Homilia do Santo Padre na Santa Missa na Solenidade da Assunção da Bem-Aventurada Virgem Maria. Paróquia De São Tomás de Villanova, Castel Gandolfo. Domingo, 15 de agosto de 2010
Caros irmãos e irmãs, hoje a Igreja celebra uma das mais importantes festas do ano litúrgico dedicadas a Maria Santíssima: a Assunção. No corrente ano celebra-se o sexagésimo aniversário da data em que o Venerável Papa Pio XII, no dia 1° de novembro de 1950, definiu solenemente este dogma, e gostaria de ler a forma da dogmatização. O Papa afirma: “De tal modo, a augusta Mãe de Deus, arcanamente unida a Jesus Cristo desde toda a eternidade com um único decreto de predestinação, Imaculada na sua Conceição, Virgem pura na sua maternidade divina, Sócia generosa do Redentor divino que alcançou o triunfo total sobre o pecado e sobre as suas consequências, no final, como coroação suprema dos seus privilégios, obteve a graça de ser preservada da corrupção do sepulcro e, vencendo a morte, como já o seu Filho, de ser elevada de corpo e alma à glória do Céu, onde resplandece como Rainha à direita do seu Filho, Rei imortal dos séculos” (Constituição apostólica Munificentissimus Deus, em AAS 42 [1959], 768-769).
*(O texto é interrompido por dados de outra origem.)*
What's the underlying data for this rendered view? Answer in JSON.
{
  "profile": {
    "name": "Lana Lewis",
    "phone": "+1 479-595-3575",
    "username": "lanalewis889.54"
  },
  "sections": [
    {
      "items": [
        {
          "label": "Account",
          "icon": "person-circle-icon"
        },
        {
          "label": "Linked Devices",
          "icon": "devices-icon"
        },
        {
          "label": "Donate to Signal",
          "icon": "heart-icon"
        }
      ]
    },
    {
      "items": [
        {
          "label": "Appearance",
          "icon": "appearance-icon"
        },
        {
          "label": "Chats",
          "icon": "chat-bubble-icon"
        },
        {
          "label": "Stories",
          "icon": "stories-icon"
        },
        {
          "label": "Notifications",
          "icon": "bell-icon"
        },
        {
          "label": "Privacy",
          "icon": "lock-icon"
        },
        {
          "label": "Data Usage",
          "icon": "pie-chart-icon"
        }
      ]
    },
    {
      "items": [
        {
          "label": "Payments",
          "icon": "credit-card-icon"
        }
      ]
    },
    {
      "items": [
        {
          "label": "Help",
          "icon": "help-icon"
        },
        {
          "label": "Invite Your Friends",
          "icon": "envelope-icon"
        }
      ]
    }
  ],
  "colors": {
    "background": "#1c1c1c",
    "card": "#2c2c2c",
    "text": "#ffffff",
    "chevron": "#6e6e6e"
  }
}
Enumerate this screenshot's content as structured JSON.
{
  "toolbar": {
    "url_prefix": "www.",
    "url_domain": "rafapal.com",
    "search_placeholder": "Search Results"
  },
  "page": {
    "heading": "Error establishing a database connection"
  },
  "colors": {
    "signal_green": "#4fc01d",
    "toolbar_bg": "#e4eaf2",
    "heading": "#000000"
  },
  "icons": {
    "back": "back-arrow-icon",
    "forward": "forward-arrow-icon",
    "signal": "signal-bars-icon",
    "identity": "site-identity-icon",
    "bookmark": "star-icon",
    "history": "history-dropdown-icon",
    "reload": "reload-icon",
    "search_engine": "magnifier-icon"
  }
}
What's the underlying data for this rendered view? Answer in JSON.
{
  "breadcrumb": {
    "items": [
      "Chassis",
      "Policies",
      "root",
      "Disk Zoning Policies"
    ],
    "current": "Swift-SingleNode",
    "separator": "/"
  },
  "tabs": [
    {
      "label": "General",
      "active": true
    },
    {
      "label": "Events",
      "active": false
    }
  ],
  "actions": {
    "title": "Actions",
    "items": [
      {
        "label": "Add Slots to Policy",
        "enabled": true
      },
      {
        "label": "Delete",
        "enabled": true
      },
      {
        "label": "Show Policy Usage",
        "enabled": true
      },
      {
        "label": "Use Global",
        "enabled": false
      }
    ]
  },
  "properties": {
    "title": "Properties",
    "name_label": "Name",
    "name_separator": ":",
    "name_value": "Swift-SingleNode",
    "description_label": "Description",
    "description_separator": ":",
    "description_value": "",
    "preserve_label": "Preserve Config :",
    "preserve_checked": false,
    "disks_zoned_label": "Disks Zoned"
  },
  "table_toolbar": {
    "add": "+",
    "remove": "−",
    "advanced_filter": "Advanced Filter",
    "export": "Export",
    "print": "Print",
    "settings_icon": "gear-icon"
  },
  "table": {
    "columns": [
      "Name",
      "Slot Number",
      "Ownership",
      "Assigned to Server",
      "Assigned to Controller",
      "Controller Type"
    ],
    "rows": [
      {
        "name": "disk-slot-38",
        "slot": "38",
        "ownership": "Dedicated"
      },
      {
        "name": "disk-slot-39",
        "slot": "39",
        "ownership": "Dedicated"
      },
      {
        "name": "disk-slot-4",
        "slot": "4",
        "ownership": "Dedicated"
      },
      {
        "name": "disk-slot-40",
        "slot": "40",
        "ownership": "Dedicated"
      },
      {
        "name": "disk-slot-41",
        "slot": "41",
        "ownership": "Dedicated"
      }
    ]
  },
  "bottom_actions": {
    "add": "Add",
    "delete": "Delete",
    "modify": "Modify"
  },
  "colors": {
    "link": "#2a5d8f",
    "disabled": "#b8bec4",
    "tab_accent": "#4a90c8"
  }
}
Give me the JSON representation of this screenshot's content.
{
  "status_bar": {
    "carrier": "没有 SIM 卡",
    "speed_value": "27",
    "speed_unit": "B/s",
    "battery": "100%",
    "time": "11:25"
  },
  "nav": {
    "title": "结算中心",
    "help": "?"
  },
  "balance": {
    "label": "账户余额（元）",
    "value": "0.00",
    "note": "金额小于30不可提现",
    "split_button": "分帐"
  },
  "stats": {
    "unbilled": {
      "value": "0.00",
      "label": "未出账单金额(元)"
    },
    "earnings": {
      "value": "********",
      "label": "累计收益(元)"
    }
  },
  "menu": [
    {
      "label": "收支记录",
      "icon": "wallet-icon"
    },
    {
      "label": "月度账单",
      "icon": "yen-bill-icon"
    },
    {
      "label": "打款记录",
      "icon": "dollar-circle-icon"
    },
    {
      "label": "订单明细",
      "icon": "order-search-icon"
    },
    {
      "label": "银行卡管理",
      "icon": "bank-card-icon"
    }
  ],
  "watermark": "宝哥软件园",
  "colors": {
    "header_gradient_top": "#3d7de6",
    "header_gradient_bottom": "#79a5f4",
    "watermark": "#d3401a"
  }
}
Por conseguinte, este é o núcleo da nossa fé na Assunção: nós acreditamos que Maria, como Cristo seu Filho, já venceu a morte e já triunfa na glória celeste, na totalidade do seu ser, “de corpo e alma”.
Na segunda Leitura de hoje, São Paulo ajuda-nos a lançar um pouco de luz sobre este mistério, partindo do acontecimento central da história humana e da nossa fé: ou seja, o acontecimento da ressurreição de Cristo, que é “primícias daqueles que já morreram”. Mergulhados no seu Mistério pascal, nós tornamo-nos partícipes da sua vitória sobre o pecado e sobre a morte. Eis o segredo surpreendente e a realidade-chave de toda a vicissitude humana. São Paulo diz-nos que todos nós estamos “incorporados” em Adão, o primeiro e antigo homem, todos nós temos a mesma herança humana, a qual pertence o sofrimento, a morte e o pecado. Mas a esta realidade, que todos nós podemos ver e viver todos os dias, acrescenta algo de novo: nós encontramo-nos não apenas nesta herança do único ser humano, iniciado com Adão, mas somos “incorporados” também no novo homem, em Cristo ressuscitado, e assim a vida da Ressurreição já está presente em nós. Portanto, esta primeira “incorporação” biológica é incorporação na morte, incorporação que gera a morte. A segunda novidade que nos é conferida mediante o Batismo é a “incorporação” que dá a vida. Volto a citar a Segunda Leitura da Festa de hoje em que São Paulo diz: “Porque, assim como por meio de um homem veio a morte, também a ressurreição dos mortos veio por meio de um homem. Porque, assim como todos morrem em Adão, também em Cristo todos serão vivificados. Cada qual, porém, na sua ordem: Cristo, como primícias; depois, os que são de Cristo, por ocasião da sua vinda” (1 Cor 15, 21-23).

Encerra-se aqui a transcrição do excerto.